Depuis 1958, le Conseil constitutionnel a été saisi treize fois sur le fondement de l'article 54, dont huit fois par le Président de la République. C'est Valéry Giscard d'Estaing qui inaugura cette pratique en 1976 avec une saisine portant sur l'élection du parlement européen au suffrage universel. Dans sa lettre de saisine, d'ailleurs très courte, il déclarait : "Avant de demander au Parlement l'autorisation d'approuver la décision du Conseil des Communautés Européennes, je veux m'assurer de sa compatibilité avec notre Constitution, au respect de laquelle j'ai mission de veiller". Le propos n'est pas éloigné de celui de François Hollande. Comme lui, Valéry Giscard d'Estaing veut s'élever au-dessus du débat dans le but affirmé de faire prévaloir l'Etat de droit. Dans sa décision du 30 décembre 1976, le Conseil affirma que le texte déféré ne comportait aucun élément contraire à la Constitution.

Sur le fondement de l'article 54, il est arrivé que la saisine soit signée conjointement du Président de la République et du Premier ministre. La décision du 22 janvier 1999 portant sur le traité de Rome, portant statut de la Cour pénale internationale est issue d'une saisine conjointe, concluant d'ailleurs à la nécessité de réviser la Constitution.

La saisine présidentielle sur le fondement de l'article 54 n'est donc pas exceptionnelle.
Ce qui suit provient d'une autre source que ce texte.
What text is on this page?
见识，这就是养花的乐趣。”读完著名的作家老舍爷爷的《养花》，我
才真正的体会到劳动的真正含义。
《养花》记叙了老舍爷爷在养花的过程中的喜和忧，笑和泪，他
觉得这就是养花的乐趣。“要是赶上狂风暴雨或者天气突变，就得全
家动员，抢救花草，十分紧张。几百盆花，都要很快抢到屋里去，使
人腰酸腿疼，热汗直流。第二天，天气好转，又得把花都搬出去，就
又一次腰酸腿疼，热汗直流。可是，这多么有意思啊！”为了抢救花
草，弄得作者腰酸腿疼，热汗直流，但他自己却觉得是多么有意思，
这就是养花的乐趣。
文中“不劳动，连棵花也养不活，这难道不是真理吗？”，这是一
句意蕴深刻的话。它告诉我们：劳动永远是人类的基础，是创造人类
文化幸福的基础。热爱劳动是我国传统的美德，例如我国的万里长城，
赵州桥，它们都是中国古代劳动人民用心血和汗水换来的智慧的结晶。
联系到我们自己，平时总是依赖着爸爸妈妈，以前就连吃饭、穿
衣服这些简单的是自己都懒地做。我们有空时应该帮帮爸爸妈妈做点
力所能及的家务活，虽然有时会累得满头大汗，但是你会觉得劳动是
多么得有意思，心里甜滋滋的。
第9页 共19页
François Hollande ne l'ignore pas, puisqu'il a lui-même déjà saisi le Conseil sur ce fondement, à propos de la conformité à la Constitution du Traité sur la stabilité, la coordination et la gouvernance au sein de l'Union européenne. Dans sa décision du 9 août 2012, le Conseil déclare que cet engagement international est conforme à la Constitution, une bonne nouvelle pour le Président de la République qui ne dispose pas d'une majorité suffisante pour mener à son terme une révision constitutionnelle. 
 
Nevers. Assiette révolutionnaire. Circa 1791

La saisine de l'article 61, la première du genre.


La saisine présidentielle sur le fondement de l'article 61 est, quant à elle, la première du genre. On pourrait d'ailleurs s'étonner que les Présidents de cohabitation n'aient pas songé à l'utiliser pour s'opposer aux projets de loi du Premier ministre. Si ce n'est que la procédure était alors très risquée. Si le Conseil déclarait la loi conforme à la Constitution, il infligeait une défaite politique au Président de la République, et cette perspective avait quelque chose de dissuasif. 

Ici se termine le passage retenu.